Wenn man Vulnerable, Schwangere, Asthmatiker und Senioren wegsperre, dann wäre das «nicht mehr die Schweiz, für die wir uns engagieren.» Man dürfe das Virus nicht an Verletzliche delegieren. «Wir haben keine andere Wahl, wenn wir möglichst normal leben wollen, wenn wir eine faire Gesellschaft bleiben wollen.»
Die Zeit der Solidarität beginne erst, so Berset weiter. Die Schweiz befinde sich mitten in der grössten Krise seit dem Zweiten Weltkrieg, die den Zusammenhalt im Land auf eine harte Probe stelle.

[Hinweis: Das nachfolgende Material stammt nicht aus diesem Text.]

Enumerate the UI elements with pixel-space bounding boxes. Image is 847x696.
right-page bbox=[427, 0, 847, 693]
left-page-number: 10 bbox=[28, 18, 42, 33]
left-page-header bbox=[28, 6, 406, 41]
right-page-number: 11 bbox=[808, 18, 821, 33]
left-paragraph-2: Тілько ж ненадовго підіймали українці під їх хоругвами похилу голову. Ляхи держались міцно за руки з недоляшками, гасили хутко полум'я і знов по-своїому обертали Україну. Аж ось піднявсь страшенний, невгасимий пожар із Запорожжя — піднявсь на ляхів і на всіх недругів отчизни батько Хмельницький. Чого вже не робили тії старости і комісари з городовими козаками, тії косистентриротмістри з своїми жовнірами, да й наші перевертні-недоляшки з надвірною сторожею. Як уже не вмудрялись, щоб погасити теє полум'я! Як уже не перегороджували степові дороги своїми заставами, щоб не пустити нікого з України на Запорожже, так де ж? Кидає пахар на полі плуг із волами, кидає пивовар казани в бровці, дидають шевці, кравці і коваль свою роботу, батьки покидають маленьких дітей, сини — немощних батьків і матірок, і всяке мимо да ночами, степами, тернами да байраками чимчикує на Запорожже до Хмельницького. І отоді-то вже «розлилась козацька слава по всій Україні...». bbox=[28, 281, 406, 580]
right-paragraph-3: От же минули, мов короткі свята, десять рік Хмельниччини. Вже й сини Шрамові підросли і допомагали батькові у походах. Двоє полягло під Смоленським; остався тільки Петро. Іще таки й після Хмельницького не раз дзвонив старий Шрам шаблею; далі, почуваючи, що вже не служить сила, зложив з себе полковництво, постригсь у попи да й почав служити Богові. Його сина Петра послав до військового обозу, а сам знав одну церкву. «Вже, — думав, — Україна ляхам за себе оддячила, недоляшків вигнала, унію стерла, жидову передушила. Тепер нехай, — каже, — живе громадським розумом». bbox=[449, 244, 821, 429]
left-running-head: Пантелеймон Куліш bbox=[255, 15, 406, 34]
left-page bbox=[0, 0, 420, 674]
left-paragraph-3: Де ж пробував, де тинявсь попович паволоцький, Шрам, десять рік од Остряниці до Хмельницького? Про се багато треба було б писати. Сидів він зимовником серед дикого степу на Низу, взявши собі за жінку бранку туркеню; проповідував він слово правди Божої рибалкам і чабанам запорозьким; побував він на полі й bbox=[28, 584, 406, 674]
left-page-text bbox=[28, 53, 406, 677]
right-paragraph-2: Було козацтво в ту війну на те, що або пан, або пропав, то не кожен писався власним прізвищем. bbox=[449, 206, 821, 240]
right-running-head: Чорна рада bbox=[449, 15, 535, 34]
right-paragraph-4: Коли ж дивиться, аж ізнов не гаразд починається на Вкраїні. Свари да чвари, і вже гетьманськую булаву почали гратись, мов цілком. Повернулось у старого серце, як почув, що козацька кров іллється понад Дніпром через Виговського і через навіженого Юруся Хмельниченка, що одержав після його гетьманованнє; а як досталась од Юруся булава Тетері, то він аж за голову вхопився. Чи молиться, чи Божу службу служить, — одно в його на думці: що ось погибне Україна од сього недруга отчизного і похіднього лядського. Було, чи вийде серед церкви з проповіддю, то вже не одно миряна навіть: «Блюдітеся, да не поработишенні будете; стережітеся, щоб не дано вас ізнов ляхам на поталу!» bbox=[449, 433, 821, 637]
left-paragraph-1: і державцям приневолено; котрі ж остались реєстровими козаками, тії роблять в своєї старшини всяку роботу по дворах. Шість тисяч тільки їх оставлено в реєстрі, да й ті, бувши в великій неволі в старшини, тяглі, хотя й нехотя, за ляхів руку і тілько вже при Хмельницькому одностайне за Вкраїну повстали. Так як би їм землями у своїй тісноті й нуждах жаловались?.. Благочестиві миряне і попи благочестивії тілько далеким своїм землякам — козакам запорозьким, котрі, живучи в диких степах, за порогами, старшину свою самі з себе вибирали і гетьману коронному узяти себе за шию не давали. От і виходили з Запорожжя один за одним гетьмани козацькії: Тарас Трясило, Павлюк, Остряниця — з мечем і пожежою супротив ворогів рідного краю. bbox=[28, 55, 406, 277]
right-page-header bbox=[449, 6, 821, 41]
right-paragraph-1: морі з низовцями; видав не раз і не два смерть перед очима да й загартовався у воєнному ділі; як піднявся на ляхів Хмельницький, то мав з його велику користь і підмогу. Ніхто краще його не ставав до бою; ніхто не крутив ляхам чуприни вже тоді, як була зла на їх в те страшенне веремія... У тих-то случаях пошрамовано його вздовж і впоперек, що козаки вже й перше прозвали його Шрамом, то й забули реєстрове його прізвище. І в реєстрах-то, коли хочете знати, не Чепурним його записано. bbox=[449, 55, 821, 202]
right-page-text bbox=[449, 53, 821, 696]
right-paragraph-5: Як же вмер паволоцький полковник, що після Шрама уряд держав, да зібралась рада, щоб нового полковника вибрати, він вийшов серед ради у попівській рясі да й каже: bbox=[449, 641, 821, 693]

Der SP-Bundesrat zeigte sich jedoch überzeugt, das Virus habe die Menschen zwar physisch getrennt, aber gesellschaftlich zusammenwachsen lassen. «Wir sind keine Ansammlung von Individuen, wir sind kein reiner Wirtschaftsstandort. Wir sind füreinander da, wenn es nötig ist.»
Seinem Freiburger Weggefährten Levrat dankte Berset für ein «bemerkenswertes Engagement». Levrat hinterlasse eine solide und respektierte Partei. Im Gegensatz zu Schwesterparteien im Ausland sei die SP Schweiz immer noch die zweite Kraft im Land.
Der abtretende Parteipräsident Christian Levrat hat sich bei seiner Partei für die Unterstützung und die Zusammenarbeit in den letzten zwölf Jahren bedankt. Er habe jeden Tag, jede Stunde, genossen, sagte er.
«Ich durfte jeden Morgen aufstehen, um an der Umsetzung unserer gemeinsamen Ideen zu arbeiten, das war ein Privileg», sagte Levrat am Samstag vor den Delegierten, die der Versammlung virtuell folgten.
«Das Wichtigste für mich ist es, all jenen zu danken, mit denen ich in all den Jahren zusammenarbeiten und den Weg teilen durfte», sagte er weiter. Er dankte insbesondere den Vizepräsidentinnen und Vizepräsidenten, den Fraktionsvorsitzenden sowie den Generalsekretären für die «Energie und den unermüdlichen Einsatz».
Besonders erfreut zeigte sich Levrat auch über die grosse Mobilisierungsfähigkeit und den Anstieg der Mitgliederzahlen der SP. Zudem rief er verschiedene Abstimmungssiege seiner Partei in Erinnerung: Das Nein zur den Rentenkürzungen, zur Unternehmenssteuerreform 3, den Gripen und das Nein zum Kinderabzug vor drei Wochen.
Der neuen Parteiführung wünschte er viel Erfolg. «Sie wollen die Verbindungen zu den sozialen Bewegungen verstärken und die interne Demokratie ausbauen. Sie haben Recht damit», sagte Levrat. Die Wahl des neuen Spitzenduos aus Nationalrätin Mattea Meyer (ZH) und Cédric Wermuth (AG) gilt als klare Sache.